Since December 4 last year, when Xi Jinping declared China’s victory in the fight against poverty during a meeting of the Politburo Standing Committee, this claimed victory has been a centerpiece of the CCP’s propaganda efforts, both domestically and globally. Those efforts have further intensified since February 25, when Xi again spoke of a “complete victory” during a ceremony to commemorate the anti-poverty campaign, declaring that China had “generated another earthly miracle that will go down in the annals of history.”

Some have called China’s declaration of victory premature, based on creative benchmarks and statistics. They have noted, for example, that the line for extreme poverty should be around 5.5 dollars a day by World Bank estimates, considering that China is an upper-middle income country. That would mean about 13 percent of China’s population, or some 200 million people, still live in extreme poverty. For the purposes of its campaign, however, the Chinese government pushed its line for extreme poverty down to 2.3 dollars a day.

Noting the costs of the anti-poverty campaign and its top-down nature, others have questioned its long-term sustainability. “To bring people out of poverty at a moment in time doesn’t mean you can keep them there,” Terry Sicular, a professor of economics at Western University, told NPR. Still others have highlighted the historical evasion underpinning the numbers, the CCPs own dishonesty about its role in creating economic misery from the 1950s through to the end of the Cultural Revolution. Hu Ping, editor of the New York-based journal Beijing Spring, wrote that the high “rate of poverty creation” (造贫率) in the decades before reforms was an important factor in the country’s climb out of extreme poverty.
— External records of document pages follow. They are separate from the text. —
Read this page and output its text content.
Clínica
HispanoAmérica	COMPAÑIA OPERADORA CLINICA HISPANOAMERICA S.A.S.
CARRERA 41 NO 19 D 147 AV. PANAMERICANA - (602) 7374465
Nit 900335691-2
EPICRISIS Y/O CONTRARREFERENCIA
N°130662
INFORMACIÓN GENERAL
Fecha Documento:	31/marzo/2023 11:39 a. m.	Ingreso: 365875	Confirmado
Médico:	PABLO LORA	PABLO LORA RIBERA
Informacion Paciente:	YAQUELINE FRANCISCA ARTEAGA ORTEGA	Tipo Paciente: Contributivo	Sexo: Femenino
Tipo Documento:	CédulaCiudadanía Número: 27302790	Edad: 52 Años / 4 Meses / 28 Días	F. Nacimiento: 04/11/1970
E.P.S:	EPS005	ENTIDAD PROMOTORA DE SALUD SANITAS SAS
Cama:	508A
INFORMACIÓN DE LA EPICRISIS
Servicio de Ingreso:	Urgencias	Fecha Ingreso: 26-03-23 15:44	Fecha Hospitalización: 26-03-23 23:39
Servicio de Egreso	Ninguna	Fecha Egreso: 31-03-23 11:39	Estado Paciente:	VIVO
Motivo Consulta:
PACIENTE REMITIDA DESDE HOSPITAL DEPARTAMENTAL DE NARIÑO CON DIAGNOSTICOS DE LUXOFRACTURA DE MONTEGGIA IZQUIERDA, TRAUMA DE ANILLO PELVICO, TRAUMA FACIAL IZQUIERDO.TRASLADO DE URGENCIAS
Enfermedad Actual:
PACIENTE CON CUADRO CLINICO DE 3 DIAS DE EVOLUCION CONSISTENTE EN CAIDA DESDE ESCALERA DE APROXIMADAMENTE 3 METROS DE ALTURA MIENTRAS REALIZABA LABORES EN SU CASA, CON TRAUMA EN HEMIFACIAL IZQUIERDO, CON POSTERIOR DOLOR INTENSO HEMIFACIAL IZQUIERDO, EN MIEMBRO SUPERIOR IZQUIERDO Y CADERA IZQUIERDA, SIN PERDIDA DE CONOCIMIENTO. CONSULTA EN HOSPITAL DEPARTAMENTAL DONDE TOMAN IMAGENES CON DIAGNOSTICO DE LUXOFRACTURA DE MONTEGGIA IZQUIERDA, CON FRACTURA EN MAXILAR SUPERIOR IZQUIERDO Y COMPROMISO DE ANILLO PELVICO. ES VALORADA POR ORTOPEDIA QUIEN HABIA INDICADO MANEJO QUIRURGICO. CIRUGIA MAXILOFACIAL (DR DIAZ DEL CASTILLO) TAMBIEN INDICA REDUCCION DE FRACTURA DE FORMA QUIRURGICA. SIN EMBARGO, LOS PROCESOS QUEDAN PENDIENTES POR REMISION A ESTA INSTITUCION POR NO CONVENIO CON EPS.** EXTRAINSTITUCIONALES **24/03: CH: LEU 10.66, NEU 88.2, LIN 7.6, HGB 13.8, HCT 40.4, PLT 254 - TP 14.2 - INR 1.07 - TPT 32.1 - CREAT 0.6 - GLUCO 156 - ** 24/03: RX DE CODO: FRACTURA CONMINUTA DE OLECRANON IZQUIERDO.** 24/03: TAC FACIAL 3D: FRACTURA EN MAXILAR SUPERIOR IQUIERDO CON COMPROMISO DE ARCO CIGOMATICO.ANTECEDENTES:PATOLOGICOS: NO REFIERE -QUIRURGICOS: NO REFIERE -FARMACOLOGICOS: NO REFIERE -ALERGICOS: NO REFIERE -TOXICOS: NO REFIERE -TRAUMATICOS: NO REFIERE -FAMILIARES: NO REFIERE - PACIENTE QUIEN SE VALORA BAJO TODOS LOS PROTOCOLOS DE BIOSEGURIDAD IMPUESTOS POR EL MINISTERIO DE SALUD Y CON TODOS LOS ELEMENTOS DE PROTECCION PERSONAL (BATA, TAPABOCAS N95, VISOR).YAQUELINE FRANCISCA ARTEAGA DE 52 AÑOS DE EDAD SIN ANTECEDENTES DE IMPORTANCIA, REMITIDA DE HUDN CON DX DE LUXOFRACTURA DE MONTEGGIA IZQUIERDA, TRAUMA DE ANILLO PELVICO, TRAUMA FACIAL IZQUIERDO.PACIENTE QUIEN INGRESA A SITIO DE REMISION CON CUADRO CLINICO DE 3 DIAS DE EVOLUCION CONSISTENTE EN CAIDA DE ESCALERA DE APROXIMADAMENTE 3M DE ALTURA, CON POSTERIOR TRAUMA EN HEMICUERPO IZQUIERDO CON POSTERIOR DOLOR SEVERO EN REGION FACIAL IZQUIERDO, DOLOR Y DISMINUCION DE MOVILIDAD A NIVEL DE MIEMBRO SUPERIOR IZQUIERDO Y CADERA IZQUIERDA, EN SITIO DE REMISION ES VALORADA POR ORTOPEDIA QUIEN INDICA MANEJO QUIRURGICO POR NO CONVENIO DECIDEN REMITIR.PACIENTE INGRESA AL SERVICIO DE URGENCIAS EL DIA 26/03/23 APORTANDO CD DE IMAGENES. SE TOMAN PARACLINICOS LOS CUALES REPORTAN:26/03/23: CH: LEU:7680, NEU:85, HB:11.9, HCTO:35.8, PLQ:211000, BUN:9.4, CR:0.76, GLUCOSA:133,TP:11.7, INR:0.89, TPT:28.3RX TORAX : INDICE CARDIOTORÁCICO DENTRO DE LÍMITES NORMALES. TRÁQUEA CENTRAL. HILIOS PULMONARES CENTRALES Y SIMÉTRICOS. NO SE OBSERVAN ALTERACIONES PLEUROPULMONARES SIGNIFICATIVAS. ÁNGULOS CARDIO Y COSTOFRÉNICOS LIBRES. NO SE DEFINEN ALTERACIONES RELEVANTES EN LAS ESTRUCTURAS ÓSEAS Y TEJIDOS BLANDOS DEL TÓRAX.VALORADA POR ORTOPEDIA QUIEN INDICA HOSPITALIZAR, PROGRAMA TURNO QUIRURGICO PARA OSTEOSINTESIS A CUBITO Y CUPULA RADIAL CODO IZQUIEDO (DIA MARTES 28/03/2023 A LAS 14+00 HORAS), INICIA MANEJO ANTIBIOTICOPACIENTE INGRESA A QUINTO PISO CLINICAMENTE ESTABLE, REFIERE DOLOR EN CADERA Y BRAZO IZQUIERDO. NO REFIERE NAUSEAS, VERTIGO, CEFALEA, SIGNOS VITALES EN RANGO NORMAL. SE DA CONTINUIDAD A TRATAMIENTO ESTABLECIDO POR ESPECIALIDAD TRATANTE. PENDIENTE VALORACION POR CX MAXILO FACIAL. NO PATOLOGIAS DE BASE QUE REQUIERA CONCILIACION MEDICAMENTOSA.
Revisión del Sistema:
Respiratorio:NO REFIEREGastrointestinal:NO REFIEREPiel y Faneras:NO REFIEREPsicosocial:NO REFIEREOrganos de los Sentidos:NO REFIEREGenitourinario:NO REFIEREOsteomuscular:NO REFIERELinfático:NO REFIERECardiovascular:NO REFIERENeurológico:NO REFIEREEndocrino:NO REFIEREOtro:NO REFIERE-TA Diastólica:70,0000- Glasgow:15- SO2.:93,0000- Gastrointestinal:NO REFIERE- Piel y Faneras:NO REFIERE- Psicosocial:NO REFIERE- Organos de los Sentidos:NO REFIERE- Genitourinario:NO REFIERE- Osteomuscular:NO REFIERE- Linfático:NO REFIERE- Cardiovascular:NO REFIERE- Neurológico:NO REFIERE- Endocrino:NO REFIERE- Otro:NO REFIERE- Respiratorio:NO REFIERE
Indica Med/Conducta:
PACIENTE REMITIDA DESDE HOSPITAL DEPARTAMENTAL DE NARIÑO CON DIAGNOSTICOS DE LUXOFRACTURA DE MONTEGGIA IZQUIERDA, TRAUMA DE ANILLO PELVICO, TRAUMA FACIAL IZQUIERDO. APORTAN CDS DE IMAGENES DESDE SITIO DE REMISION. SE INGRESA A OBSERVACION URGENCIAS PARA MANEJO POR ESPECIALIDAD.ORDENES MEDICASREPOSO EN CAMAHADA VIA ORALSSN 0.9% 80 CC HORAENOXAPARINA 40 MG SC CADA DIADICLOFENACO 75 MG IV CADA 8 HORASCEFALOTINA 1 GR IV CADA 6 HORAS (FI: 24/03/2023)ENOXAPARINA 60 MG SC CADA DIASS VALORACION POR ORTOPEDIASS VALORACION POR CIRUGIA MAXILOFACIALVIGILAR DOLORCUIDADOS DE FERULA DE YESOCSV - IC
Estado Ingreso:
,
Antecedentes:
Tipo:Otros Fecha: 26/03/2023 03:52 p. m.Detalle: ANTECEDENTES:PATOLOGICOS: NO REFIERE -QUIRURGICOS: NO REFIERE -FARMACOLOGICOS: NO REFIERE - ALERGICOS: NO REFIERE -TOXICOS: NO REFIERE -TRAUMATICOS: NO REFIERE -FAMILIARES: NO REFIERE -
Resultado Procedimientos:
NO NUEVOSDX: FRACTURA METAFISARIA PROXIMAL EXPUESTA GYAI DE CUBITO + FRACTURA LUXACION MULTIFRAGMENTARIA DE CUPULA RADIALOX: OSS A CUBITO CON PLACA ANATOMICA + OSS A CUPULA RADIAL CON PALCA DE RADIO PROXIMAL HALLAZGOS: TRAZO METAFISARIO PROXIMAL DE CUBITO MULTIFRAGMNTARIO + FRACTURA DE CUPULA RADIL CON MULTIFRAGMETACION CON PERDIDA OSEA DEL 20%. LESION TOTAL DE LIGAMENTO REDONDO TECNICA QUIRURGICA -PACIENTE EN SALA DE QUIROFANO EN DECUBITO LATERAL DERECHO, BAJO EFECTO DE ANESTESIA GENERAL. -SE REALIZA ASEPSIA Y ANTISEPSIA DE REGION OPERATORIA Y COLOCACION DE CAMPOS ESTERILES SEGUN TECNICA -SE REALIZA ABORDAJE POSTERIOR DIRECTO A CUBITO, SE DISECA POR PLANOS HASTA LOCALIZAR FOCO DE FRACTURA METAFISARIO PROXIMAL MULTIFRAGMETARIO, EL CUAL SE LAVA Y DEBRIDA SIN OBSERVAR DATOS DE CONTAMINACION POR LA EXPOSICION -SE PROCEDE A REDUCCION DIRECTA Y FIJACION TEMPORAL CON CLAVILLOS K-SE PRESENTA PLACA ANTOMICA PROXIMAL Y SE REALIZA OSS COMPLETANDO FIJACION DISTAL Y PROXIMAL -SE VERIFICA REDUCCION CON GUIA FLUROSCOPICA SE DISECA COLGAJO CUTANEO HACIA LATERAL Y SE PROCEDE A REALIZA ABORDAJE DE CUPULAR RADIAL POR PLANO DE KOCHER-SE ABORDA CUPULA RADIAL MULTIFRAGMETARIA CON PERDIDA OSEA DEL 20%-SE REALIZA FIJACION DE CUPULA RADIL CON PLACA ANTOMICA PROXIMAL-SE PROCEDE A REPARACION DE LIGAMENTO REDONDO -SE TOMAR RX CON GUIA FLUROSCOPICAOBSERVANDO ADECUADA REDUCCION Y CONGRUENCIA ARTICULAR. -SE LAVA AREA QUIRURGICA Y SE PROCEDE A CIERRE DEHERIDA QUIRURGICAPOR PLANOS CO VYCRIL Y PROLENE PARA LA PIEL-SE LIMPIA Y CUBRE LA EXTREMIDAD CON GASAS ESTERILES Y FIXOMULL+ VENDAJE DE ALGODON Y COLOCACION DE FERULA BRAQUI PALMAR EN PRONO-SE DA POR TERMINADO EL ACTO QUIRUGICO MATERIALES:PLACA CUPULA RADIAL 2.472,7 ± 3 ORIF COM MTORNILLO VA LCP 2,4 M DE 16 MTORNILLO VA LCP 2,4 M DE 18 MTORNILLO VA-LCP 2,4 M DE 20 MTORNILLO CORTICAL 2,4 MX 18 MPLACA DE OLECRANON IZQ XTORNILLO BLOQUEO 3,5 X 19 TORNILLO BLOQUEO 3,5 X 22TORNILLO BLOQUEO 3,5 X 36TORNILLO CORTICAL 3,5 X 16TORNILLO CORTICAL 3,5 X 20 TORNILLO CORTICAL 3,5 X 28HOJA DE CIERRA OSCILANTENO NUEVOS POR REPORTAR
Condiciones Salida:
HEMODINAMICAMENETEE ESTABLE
But as I pointed out back in January, the propaganda push that has been constructed around this supposed eradication of extreme poverty – not just since the declaration of victory, but throughout the entire process – tells us a great deal about the goals of this eradication campaign, beyond the question of poverty. This talk of “earthly miracles,” or renjian qiji (人间奇迹), the Party’s final word on the anti-poverty campaign, is ultimately about the consolidation of power. It is about the “X factor.”

Allow me to explain what I mean by looking at the latest piece of English-language poverty eradication propaganda from People’s Daily Online, the portal operated by the CCP’s flagship People’s Daily newspaper. Called, “The ABCs to Decoding China’s Poverty Alleviation Campaign,” the feature graphically provides “the keys for decoding China’s success in poverty alleviation” by spelling it out with the letters of the English alphabet. This is the A-Z of the poverty eradication campaign.

A is for “acting according to local conditions.” B is for “budget allocation to poverty alleviation.” C is for “cooperation between eastern and western regions.” D is for “development-oriented poverty alleviation.” And so on.

Whatever one might think of the CCP’s external propaganda, and as heavy-handed as the tactics can be (“Z,” for example, is for the “zeal of the people”), there is an undeniable artistry to this particular piece of agitprop, with its colorful letters and its digestible descriptions of policy.

But the key to this key comes only toward the end of the alphabet. “X” is, not surprisingly, for “Xi’s leadership.” Never mind that the China’s positive trajectory on poverty alleviation, any way you slice it and any policy you credit for it, has been a journey of more than four decades. Without the charismatic leadership of the general secretary, none of this would have been possible. The description beside the “X” tells us: “To win the largest and most vigorous battle in human history against poverty, Chinese President Xi Jinping has remained steadfast at the country’s helm.”

This reference to Xi at the “helm,” which has a deep history in CCP politics, is another telling clue.

The key to understanding the ultimate nature of the entire poverty eradication campaign as it was engineered from the beginning can be found here at the end of “The ABCs.” It is the reason why the CCP can rest on its laurels while 200 million Chinese still live in extreme poverty by very real measures, and 600 million live precariously on the edge, as Premier Li Keqiang could only hint at the NPC press conference last year.

It is all about the man and his ambitions for the Party. It is all about the X Factor.